TABLE 2 top four tables of importance of model features
Next, the specific steps of using the trained xgboost model to recruit and recommend blood donation subjects are introduced:
(1) collecting blood donation personnel whose blood donation age and blood donation interval are in accordance with blood donation related regulations.
(2) The characteristics of the subject are obtained from a blood donator basic characteristic library.
(3) And inputting the basic attribute of each blood donator into the trained xgboost model to obtain the expected output of the effective blood donators, sequencing according to the output result, and recommending the personnel with higher rank.

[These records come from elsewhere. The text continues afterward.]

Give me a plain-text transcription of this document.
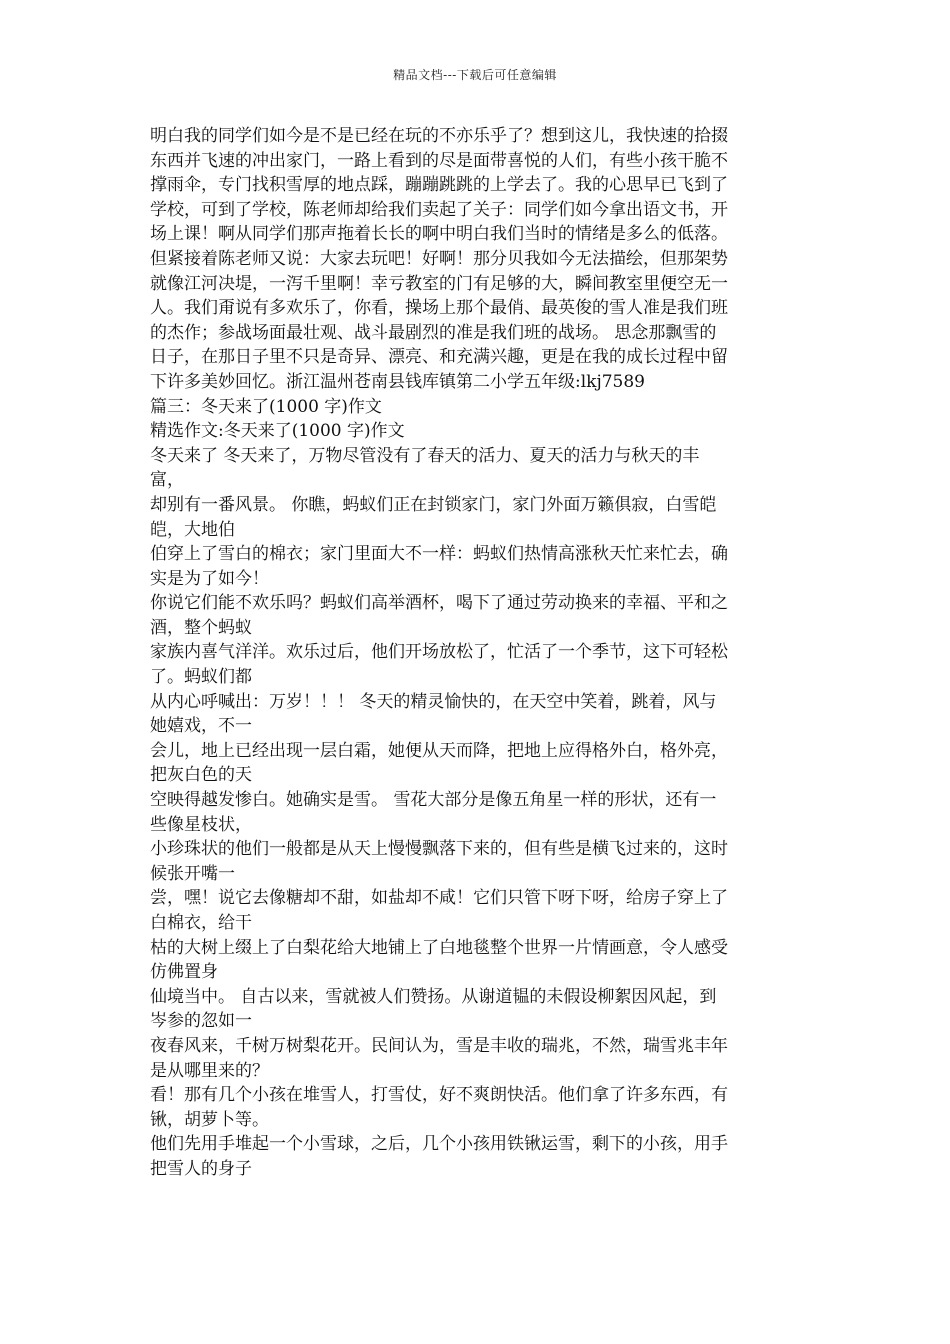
精品文档---下载后可任意编辑
明白我的同学们如今是不是已经在玩的不亦乐乎了？想到这儿，我快速的拾掇
东西并飞速的冲出家门，一路上看到的尽是面带喜悦的人们，有些小孩干脆不
撑雨伞，专门找积雪厚的地点踩，蹦蹦跳跳的上学去了。我的心思早已飞到了
学校，可到了学校，陈老师却给我们卖起了关子：同学们如今拿出语文书，开
场上课！啊从同学们那声拖着长长的啊中明白我们当时的情绪是多么的低落。
但紧接着陈老师又说：大家去玩吧！好啊！那分贝我如今无法描绘，但那架势
就像江河决堤，一泻千里啊！幸亏教室的门有足够的大，瞬间教室里便空无一
人。我们甭说有多欢乐了，你看，操场上那个最俏、最英俊的雪人准是我们班
的杰作；参战场面最壮观、战斗最剧烈的准是我们班的战场。 思念那飘雪的
日子，在那日子里不只是奇异、漂亮、和充满兴趣，更是在我的成长过程中留
下许多美妙回忆。浙江温州苍南县钱库镇第二小学五年级:lkj7589
篇三：冬天来了(1000 字)作文
精选作文:冬天来了(1000 字)作文
冬天来了 冬天来了，万物尽管没有了春天的活力、夏天的活力与秋天的丰
富，
却别有一番风景。 你瞧，蚂蚁们正在封锁家门，家门外面万籁俱寂，白雪皑
皑，大地伯
伯穿上了雪白的棉衣；家门里面大不一样：蚂蚁们热情高涨秋天忙来忙去，确
实是为了如今！
你说它们能不欢乐吗？蚂蚁们高举酒杯，喝下了通过劳动换来的幸福、平和之
酒，整个蚂蚁
家族内喜气洋洋。欢乐过后，他们开场放松了，忙活了一个季节，这下可轻松
了。蚂蚁们都
从内心呼喊出：万岁！！！ 冬天的精灵愉快的，在天空中笑着，跳着，风与
她嬉戏，不一
会儿，地上已经出现一层白霜，她便从天而降，把地上应得格外白，格外亮，
把灰白色的天
空映得越发惨白。她确实是雪。 雪花大部分是像五角星一样的形状，还有一
些像星枝状，
小珍珠状的他们一般都是从天上慢慢飘落下来的，但有些是横飞过来的，这时
候张开嘴一
尝，嘿！说它去像糖却不甜，如盐却不咸！它们只管下呀下呀，给房子穿上了
白棉衣，给干
枯的大树上缀上了白梨花给大地铺上了白地毯整个世界一片情画意，令人感受
仿佛置身
仙境当中。 自古以来，雪就被人们赞扬。从谢道韫的未假设柳絮因风起，到
岑参的忽如一
夜春风来，千树万树梨花开。民间认为，雪是丰收的瑞兆，不然，瑞雪兆丰年
是从哪里来的？
看！那有几个小孩在堆雪人，打雪仗，好不爽朗快活。他们拿了许多东西，有
锹，胡萝卜等。
他们先用手堆起一个小雪球，之后，几个小孩用铁锹运雪，剩下的小孩，用手
把雪人的身子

Compared with the prior art, the invention utilizes the annual blood donation data of the blood center to construct the blood donator feature library, obtains training data through the past short message recruitment data, and obtains the xgboost model through training. After the model training is completed, when new short messages need to be issued for recruitment, the blood donator data meeting the conditions can be correspondingly screened, then the xgboost model can be used for giving reference recognition results, the reference recognition results are ranked, and corresponding recruitment objects are selected according to the required number of people. The method is realized by adopting an xgboost model, and effectively excavates the importance degree of the attribute importance, and effectively learns the internal relation of the attribute of the blood donation object. Experimental results show that the classification precision achieved by the method can reach more than 80%, the method is obviously superior to the prior art, and the accuracy of donation recruitment is improved, so that more manpower and material resources are saved, and the efficiency and quality of recruitment are improved.
The blood donator identification and recruitment method based on machine learning provided by the invention is explained in detail above. It will be apparent to those skilled in the art that any obvious modifications thereof can be made without departing from the spirit of the invention, which infringes the patent right of the invention and bears the corresponding legal responsibility.